My job was to lurk behind students at their computers in the library, answering questions and helping maintain focus. Almost immediately I noticed a student who was not using one of the two assigned online site.
“So, tell me about the site you’re using,” I said casually.
“I didn’t like those sites you showed us. This one looks better,” explained Cocky Seventh Grade Boy.
I used my calmest and most reasonable voice. “Really? Why?”
Cocky Seventh Grade Boy squinted at the screen. “It’s Conservapedia. See, it has ‘pedia’ in the title so the information is good.”
That’s when I decided that my information literacy focus for the year would be to persuade every person in my school to ask these two questions whenever they encountered information in any form.
Who wrote it? Why should I believe it?
CCSS 7.6 (Determine an author’s point of view or purpose in a text and analyze how the author distinguishes his or her position from that of others.) really is a gift to Teacher Librarians.
How to spread the word? It would have to be a coordinated campaign. I put a banner with the two questions above my Promethean board in the library. Another sign hung over the library computers.

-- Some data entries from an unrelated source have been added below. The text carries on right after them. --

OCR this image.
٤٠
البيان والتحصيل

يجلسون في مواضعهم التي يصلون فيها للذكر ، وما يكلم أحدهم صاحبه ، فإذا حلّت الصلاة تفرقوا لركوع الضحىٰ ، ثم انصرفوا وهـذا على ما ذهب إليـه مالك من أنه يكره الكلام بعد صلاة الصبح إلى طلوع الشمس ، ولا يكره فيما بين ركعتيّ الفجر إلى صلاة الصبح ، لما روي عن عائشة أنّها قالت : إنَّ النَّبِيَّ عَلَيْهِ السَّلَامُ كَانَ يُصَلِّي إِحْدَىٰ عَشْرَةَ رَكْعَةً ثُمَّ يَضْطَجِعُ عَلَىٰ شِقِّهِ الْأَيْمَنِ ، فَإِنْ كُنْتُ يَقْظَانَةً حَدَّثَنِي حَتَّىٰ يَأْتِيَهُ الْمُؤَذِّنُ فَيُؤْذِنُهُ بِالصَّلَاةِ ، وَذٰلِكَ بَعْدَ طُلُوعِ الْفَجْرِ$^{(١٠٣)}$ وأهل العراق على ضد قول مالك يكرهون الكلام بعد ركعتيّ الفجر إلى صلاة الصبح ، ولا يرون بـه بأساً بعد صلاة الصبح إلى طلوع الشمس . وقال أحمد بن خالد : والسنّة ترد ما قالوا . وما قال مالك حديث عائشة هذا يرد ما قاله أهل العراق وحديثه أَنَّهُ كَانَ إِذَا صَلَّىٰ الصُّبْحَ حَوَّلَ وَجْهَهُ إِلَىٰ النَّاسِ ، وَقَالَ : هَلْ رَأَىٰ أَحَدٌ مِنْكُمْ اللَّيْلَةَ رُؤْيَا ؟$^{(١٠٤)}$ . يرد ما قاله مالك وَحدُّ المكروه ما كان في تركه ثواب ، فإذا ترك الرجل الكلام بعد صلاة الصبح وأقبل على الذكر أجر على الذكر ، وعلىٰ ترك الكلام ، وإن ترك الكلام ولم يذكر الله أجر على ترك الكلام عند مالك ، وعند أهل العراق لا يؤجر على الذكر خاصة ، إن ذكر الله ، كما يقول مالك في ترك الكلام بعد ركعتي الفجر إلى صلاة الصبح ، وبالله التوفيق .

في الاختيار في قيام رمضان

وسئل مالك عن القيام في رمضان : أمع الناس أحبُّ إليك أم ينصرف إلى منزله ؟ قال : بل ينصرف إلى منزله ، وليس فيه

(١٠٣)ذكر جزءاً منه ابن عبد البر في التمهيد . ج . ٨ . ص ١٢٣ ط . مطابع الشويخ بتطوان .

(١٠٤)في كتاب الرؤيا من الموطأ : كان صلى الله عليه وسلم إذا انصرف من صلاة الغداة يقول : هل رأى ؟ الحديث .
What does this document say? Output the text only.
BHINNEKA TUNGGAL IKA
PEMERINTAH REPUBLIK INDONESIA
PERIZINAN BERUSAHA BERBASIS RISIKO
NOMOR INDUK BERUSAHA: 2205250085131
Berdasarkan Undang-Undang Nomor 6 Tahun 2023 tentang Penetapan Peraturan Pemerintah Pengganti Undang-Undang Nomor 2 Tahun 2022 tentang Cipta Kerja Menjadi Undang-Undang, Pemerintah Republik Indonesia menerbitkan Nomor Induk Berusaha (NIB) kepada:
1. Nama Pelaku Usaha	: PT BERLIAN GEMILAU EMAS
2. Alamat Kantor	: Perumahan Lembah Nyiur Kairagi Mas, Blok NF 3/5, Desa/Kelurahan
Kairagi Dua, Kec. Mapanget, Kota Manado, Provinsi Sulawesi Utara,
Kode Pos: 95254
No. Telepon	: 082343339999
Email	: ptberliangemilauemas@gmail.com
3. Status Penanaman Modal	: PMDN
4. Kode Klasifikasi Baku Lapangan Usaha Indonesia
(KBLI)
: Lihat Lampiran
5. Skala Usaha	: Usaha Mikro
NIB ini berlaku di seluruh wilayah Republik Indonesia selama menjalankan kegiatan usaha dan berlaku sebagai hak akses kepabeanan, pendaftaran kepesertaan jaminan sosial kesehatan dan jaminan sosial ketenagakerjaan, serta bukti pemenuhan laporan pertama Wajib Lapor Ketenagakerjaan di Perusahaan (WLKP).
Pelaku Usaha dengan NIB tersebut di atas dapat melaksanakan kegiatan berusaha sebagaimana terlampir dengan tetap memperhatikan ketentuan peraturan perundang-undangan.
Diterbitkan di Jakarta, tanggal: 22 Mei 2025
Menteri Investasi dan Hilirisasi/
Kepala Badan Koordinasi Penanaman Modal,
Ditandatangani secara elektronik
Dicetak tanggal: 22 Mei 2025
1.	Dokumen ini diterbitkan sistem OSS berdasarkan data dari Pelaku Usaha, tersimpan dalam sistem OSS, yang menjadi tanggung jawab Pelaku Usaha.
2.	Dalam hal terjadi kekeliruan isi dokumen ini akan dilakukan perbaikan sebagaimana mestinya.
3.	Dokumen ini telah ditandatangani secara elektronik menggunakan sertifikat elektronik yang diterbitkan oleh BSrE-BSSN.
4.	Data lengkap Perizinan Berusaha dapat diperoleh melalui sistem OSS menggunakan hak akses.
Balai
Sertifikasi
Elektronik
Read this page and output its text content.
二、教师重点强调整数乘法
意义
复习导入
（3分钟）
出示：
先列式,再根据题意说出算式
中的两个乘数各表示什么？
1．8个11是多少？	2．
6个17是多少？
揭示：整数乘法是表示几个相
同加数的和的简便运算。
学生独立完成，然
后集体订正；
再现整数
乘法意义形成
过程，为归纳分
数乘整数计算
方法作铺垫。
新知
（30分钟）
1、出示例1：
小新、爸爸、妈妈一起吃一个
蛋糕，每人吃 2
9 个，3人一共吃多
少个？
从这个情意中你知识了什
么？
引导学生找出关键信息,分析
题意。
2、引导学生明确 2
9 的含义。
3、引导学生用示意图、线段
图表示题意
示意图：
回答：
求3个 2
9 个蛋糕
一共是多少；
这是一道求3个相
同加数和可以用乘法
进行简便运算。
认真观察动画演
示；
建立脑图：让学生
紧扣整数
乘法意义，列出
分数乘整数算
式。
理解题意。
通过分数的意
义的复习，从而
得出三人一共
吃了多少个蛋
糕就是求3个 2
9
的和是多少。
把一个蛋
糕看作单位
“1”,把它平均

As far as I could tell, no one noticed.
I put an announcement in the all school bulletin the first of every month reminding students and staff of the two questions Wildcats asked themselves every time they read, viewed, or heard information. Every time I taught a research lesson, I pointed out the two questions. I earnestly taught students the importance of the “About Us” link on websites. I begged teachers to require annotated bibliographies that included a justification of non- database sources.
Teachers graciously added the annotated bibliography requirement to their assignments. Who wrote it? Why should I believe it? began to show up on rubrics and checklists. Staff members told me they were starting to ask themselves the two questions in their lives outside of school.
The tipping point for kids came when I dressed up as our school mascot, Willie the Wildcat, and greeted them with my “Who wrote it? Why should I believe it?” sign outside the lunchroom.
The mascot costume is heavy. It is hot. It smells like middle schoolers before they get to the hygiene unit in health class. The head has no cut outs for your shoulders so it either tips forward or back. The eyeholes are never level with your eyes. It’s impossible to wear with glasses so I needed an escort for my own safety, as well as to keep the over-curious from trying to rip my head off.
Everyone noticed me. They wanted to high five or pat my fur. Best of all they read my sign. They talked with their friends about my sign.
“Isn’t that what it says in the library?”
“What does it mean?”
“Is that the librarian? Because those are her boots!”
I dressed up as Willie two more times before the end of school. At the start of the year, about ten percent of seventh graders I surveyed about using information said nothing about evaluating sources. After the banners, the announcements, the lessons, and interacting with Willie the Wildcat, that spring about seventy percent of the students I surveyed in the fall identified evaluating information as important.
So, looking good at the knowledge level. Now how to move on to application?